Gezien het voorgaande is de conclusie dat het plan in overeenstemming is met het provinciale beleid.
3.3 Gemeentelijk beleid
Bestemmingsplan buitengebied
Het bestemmingsplan Buitengebied Midden-Drenthe, vastgesteld op 26 januari 2012 is het vigerende bestemmingsplan voor het plangebied. Daarnaast geldt de Correctieve herziening Buitengebied Midden Drenthe, vastgesteld op 6 maart 2014.
Het planvoornemen past niet binnen dit bestemmingsplan. Onderhavige bestemmingsplan is opgesteld om de ontwikkeling mogelijk te maken.
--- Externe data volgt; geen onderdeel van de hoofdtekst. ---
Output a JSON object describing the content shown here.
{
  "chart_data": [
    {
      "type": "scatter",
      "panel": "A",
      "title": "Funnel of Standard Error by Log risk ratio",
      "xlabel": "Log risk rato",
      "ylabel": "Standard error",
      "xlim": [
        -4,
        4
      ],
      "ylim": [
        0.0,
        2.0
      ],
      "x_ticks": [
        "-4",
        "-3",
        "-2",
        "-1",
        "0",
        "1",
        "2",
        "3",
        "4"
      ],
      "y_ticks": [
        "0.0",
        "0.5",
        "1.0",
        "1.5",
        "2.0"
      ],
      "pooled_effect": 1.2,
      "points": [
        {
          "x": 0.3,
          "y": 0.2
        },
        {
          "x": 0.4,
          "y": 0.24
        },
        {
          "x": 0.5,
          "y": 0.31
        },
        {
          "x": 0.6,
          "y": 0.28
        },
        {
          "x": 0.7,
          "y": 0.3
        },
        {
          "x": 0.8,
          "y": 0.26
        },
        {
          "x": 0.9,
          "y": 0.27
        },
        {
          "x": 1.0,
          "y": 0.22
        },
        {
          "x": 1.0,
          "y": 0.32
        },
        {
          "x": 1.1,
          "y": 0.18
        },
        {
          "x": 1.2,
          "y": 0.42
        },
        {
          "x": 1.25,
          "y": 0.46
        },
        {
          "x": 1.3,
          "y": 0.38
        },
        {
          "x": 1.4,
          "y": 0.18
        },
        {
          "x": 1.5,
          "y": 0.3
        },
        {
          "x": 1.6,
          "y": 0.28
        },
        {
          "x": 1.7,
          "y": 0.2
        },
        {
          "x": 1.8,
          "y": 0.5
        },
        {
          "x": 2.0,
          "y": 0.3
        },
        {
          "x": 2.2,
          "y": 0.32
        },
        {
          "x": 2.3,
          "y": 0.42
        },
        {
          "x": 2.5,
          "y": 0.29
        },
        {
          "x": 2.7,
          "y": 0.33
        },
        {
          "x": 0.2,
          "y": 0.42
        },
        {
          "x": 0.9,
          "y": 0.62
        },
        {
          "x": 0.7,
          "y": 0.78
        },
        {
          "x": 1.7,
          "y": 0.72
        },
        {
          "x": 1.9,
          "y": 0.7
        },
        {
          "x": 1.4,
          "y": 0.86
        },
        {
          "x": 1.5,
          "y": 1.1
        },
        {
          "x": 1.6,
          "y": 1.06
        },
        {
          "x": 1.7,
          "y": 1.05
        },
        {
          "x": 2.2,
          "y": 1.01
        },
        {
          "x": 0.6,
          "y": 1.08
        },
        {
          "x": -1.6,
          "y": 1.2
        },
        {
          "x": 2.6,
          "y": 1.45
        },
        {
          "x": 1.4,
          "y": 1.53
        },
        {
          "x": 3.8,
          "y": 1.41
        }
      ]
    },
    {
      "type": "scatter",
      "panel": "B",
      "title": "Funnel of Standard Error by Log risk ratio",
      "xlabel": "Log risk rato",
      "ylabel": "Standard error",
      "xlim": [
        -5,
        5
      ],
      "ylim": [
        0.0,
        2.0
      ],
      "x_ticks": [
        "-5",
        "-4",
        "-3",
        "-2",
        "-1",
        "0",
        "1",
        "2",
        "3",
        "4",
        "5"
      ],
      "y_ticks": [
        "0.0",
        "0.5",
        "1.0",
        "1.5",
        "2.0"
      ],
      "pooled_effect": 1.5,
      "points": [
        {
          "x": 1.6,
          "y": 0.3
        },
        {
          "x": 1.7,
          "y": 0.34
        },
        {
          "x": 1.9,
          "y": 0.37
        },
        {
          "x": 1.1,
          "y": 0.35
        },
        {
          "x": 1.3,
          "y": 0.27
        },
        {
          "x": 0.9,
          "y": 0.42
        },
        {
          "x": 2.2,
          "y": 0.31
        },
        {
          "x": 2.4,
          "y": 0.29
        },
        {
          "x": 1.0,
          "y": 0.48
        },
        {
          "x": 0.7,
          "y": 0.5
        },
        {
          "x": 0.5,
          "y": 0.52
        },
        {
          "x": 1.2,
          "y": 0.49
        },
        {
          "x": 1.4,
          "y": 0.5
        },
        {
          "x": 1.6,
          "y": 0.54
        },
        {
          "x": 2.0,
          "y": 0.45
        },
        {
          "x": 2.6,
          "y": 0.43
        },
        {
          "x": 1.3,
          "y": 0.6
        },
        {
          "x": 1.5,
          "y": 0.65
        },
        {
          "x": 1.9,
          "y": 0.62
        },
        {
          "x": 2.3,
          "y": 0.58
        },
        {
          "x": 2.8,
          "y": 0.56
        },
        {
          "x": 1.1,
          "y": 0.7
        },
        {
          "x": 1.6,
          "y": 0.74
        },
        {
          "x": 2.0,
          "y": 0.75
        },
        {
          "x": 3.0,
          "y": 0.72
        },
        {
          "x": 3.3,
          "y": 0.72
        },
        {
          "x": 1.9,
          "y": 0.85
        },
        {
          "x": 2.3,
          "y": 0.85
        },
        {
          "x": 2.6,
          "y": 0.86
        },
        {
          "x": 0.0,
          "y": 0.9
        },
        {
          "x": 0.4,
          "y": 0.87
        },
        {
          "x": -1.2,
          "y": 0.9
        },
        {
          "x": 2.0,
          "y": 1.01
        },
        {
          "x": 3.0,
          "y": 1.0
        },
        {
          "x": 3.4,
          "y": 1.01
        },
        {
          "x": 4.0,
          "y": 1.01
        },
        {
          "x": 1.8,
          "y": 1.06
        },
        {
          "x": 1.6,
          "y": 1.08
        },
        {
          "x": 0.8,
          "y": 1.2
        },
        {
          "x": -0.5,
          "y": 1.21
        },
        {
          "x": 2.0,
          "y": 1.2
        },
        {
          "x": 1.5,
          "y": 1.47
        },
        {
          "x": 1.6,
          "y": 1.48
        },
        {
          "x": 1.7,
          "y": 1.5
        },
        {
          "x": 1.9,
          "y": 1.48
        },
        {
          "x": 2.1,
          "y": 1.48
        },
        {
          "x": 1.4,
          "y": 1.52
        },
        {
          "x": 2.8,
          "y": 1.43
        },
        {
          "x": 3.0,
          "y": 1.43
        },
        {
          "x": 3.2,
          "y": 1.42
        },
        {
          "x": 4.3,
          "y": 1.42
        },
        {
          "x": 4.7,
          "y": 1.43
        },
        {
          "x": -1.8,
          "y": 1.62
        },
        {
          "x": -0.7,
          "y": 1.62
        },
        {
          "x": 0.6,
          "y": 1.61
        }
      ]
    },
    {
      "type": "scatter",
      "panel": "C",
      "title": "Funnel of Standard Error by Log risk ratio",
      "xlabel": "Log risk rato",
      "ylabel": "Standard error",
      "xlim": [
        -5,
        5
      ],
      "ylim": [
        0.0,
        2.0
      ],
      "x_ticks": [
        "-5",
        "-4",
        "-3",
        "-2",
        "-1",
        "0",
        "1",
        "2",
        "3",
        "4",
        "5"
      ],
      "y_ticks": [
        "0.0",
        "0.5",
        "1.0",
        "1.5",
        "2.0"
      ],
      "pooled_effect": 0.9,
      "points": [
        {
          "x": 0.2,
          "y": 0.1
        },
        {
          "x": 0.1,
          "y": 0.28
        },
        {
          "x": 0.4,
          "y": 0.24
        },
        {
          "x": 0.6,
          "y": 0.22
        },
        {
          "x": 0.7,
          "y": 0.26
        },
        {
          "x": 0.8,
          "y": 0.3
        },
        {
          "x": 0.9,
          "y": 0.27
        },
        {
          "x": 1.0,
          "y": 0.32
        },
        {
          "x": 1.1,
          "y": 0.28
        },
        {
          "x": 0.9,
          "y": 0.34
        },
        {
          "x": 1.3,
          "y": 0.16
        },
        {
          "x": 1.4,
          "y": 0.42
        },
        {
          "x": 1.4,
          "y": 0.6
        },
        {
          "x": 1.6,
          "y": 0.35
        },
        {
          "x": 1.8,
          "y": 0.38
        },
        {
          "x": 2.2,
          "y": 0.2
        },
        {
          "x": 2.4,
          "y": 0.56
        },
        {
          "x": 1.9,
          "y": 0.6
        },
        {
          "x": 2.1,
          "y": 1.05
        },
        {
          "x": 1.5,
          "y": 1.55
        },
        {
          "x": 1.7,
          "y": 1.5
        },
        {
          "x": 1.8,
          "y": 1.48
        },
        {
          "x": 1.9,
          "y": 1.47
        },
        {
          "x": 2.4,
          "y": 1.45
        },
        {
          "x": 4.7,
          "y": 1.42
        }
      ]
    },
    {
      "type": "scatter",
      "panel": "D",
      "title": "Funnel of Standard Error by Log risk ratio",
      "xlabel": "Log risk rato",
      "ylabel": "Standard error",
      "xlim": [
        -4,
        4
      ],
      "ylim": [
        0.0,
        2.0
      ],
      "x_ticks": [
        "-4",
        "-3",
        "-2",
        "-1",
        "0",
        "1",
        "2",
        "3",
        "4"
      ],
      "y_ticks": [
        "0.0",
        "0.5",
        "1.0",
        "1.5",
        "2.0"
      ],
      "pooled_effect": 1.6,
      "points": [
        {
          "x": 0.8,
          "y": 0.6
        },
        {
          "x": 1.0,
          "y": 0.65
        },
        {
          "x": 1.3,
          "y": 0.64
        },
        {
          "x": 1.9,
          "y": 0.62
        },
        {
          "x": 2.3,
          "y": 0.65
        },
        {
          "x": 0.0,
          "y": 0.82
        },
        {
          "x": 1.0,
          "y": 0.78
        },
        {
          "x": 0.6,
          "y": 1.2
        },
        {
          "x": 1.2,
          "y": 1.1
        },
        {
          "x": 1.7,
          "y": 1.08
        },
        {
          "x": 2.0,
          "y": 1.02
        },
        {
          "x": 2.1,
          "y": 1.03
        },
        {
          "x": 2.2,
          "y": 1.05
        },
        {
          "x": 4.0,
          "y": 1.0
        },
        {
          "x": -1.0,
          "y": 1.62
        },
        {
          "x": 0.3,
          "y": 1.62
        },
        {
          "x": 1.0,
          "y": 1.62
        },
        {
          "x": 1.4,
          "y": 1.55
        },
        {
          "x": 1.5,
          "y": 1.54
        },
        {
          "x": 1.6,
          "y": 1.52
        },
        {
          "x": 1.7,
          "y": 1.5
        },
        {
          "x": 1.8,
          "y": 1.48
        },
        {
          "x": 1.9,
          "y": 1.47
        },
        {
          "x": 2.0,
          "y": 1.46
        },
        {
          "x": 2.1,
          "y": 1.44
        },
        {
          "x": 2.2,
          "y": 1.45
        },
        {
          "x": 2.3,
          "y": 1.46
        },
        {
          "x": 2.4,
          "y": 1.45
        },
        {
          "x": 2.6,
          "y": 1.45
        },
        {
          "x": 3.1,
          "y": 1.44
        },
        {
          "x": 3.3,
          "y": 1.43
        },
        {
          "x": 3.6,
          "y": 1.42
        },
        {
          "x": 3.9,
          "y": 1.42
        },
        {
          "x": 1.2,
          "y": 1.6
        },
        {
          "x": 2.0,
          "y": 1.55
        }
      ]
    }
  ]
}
Welstandsnota Midden-Drenthe (2018)
Op 1 februari 2018 heeft de gemeenteraad de Welstandsnota Midden-Drenthe 2018 vastgesteld. Met de welstandsnota is een deel van het beleid voor de openbare ruimte vastgelegd. In de welstandsnota gaat het daarbij om de vraag hoe allerlei bouwwerken 'eruit zien'. Op zichzelf, maar ook kijkend naar de gebouwen er om heen en naar de openbare ruimte (de straat, het groen en dergelijke). Het gaat de gemeente om de kwaliteit van de ruimtelijke omgeving. De welstandsnota draagt bij aan het versterken van deze kwaliteit. Door de hele welstandsnota heen loopt als rode draad de richtlijn: houd bij het bouwen rekening met je buren/omgeving. Daarmee wordt de sociale en ruimtelijke component binnen de gemeente verbonden. Naoberschap is in de gemeente aanwezig. Naoberschap betekent ook dat je als inwoner bij je bouwplannen rekening houdt met de bouwwerken van de buren/omgeving.De volgende toetsingselementen worden gebruikt:
-
bebouwing en omgeving;
-
vormgeving en bebouwing;
-
aankleding van de bebouwing.
De welstandsaspecten zullen in het kader van de omgevingsvergunningaanvraag voor het bouwen worden getoetst.
Hoofdstuk 4 Onderzoek
Om te beoordelen of het project uitvoerbaar is, moet dit worden getoetst aan de sectorale wetgeving op het gebied van de milieu- en omgevingsaspecten. In deze paragraaf worden deze aspecten behandeld.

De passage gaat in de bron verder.